“Enorme relevância estratégica europeia”. Como Paula Amorim vê negociações da Galp com Moeve
Presidente da Galp revelou está "extremamente confiante" com as conversas com a Moeve para fusão nos negócios de retalho e industriais. Salientou ainda a capacidade de promover a transição energética.
As negociações da Galp com a espanhola Moeve para uma eventual fusão nos negócios downstream enquadram-se na estratégia de formar parcerias com “operadores altamente credíveis”, numa complementaridade que neste caso representa a oportunidade de “criar grandes grupos europeus na Península Ibérica”, segundo Paula Amorim, presidente da petrolífera portuguesa.

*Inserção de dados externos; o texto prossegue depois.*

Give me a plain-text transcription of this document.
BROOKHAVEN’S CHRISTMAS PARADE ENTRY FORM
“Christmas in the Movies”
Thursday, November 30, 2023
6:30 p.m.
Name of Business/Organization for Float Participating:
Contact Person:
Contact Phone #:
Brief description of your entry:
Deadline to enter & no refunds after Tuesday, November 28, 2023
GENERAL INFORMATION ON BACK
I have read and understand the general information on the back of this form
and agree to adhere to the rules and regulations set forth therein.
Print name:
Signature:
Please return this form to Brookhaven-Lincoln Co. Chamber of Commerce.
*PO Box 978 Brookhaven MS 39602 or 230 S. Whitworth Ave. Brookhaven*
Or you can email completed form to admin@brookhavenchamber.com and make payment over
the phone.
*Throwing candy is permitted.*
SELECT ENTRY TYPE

A Galp e os principais acionistas Moeve (ex-Cepsa) anunciaram esta quinta-feira que estão a negociar a criação de uma plataforma de retalho com uma das maiores redes de estações de serviço na Península Ibérica. Será estabelecida ainda uma plataforma industrial escalável que integre as atividades de refinação, trading, petroquímica e moléculas verdes (biocombustíveis e hidrogénio), servindo clientes B2B com maior eficiência e competitividade global.

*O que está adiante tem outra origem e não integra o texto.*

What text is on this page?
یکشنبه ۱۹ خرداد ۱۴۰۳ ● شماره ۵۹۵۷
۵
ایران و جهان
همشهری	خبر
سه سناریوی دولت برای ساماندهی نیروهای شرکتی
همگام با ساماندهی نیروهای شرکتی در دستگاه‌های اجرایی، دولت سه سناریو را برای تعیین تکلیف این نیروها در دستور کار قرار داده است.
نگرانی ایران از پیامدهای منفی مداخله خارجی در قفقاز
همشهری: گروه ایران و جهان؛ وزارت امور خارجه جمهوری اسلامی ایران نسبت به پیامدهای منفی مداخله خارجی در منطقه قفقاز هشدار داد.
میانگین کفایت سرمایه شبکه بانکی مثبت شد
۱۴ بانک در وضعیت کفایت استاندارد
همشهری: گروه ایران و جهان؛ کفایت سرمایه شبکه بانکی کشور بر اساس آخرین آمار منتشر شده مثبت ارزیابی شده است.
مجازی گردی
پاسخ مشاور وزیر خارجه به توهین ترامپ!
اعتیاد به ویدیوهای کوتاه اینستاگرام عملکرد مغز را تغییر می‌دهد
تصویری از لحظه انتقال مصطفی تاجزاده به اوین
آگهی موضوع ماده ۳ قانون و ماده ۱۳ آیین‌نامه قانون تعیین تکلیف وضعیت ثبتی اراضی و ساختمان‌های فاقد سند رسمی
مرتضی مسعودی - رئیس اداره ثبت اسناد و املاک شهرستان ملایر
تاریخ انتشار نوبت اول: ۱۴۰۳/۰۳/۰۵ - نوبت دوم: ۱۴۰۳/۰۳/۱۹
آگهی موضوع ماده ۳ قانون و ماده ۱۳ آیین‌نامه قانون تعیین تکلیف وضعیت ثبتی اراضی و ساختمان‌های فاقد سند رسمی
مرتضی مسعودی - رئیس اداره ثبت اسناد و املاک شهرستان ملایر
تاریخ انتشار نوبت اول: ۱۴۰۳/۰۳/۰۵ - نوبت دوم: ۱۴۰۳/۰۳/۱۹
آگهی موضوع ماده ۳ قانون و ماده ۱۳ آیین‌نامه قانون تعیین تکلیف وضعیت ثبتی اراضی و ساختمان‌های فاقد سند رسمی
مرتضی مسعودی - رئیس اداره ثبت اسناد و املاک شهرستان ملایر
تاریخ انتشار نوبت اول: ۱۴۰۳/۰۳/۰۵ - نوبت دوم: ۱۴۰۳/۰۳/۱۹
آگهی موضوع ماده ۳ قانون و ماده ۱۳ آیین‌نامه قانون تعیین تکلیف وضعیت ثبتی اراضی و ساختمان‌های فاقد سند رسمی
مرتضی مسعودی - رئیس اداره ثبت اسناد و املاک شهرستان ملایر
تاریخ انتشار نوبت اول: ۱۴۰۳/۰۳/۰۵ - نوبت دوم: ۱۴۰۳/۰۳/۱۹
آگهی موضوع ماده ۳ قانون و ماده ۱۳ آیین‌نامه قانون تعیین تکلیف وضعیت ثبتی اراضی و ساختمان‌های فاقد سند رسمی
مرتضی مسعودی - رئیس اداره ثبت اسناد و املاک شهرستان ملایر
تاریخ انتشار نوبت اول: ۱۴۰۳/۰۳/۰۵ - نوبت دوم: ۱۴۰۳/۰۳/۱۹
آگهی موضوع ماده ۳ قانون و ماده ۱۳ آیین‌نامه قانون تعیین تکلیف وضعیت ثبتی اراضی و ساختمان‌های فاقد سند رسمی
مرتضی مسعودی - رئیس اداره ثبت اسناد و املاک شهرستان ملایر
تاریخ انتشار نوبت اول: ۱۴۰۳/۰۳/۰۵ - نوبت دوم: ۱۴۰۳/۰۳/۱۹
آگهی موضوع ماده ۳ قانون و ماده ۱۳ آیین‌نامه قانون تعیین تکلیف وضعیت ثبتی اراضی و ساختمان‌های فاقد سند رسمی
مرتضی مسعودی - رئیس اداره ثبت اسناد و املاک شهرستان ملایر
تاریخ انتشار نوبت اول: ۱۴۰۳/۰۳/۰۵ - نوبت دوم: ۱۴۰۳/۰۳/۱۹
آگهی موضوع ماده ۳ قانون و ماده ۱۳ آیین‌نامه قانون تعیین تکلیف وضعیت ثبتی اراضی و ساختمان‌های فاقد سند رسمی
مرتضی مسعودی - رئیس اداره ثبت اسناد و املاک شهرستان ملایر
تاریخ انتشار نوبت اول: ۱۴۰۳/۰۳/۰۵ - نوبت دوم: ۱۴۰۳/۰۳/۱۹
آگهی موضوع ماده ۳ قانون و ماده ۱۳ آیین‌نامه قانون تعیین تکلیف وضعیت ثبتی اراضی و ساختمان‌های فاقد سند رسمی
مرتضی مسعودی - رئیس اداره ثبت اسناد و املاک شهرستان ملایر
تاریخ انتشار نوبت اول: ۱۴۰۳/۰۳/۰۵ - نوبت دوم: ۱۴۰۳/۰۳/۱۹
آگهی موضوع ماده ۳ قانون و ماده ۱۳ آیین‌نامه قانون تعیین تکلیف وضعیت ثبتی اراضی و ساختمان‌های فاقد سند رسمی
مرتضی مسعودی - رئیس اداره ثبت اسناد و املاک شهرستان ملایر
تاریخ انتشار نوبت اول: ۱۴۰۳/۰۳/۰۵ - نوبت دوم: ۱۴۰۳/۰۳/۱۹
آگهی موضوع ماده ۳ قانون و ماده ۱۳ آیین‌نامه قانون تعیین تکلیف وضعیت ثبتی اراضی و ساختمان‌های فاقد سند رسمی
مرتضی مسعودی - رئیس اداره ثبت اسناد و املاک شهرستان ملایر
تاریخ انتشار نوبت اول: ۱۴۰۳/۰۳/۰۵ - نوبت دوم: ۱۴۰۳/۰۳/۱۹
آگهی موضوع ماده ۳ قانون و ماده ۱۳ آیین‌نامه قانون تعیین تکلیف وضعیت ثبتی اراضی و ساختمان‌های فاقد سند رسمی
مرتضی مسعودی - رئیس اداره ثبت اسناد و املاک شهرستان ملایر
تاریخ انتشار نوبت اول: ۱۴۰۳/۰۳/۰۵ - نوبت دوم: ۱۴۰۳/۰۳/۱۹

“Estou extremamente confiante por termos alcançado este acordo preliminar e iniciado uma discussão de enorme relevância estratégica europeia”, referiu Paula Amorim, citada no comunicado da Galp. A família Amorim controla 55% da Amorim Energia, que por sua vez é a maior acionista da Galp com 36,69%.
Parcerias com “operadores altamente credíveis”

“A visão de crescimento da Galp sempre se pautou por parcerias com operadores altamente credíveis, que demonstraram consistentemente capacidade na criação de valor”, sublinhou Amorim. Há praticamente um mês, a 9 de dezembro, a Galp anunciou que escolheu a TotalEnergies como parceira para a exploração de petróleo no complexo de Mopane, na Namíbia, num acordo em que a empresa francesa ficará com 40% e suporta metade dos custos de investimento para exploração e que prevê também troca de participações noutras descobertas da TotalEnergies na região.
Esta quinta-feira, Paula Amorim sublinhou que “ao agregar as capacidades e a experiência complementares da Galp e da Moeve nas operações de downstream, temos a oportunidade de criar grandes grupos europeus na Península Ibérica, cada um beneficiando de maior foco, alocação de capital ajustada e flexibilidade essencial para impulsionar um crescimento sustentável e gerador de valor”.
A concluir, a presidente da Galp vincou que acredita “firmemente que esta oportunidade reforça a nossa capacidade de apoiar e promover uma transição energética justa, capaz de endereçar a evolução das necessidades do mercado e de assegurar um fornecimento de energia seguro e responsável à Península Ibérica”.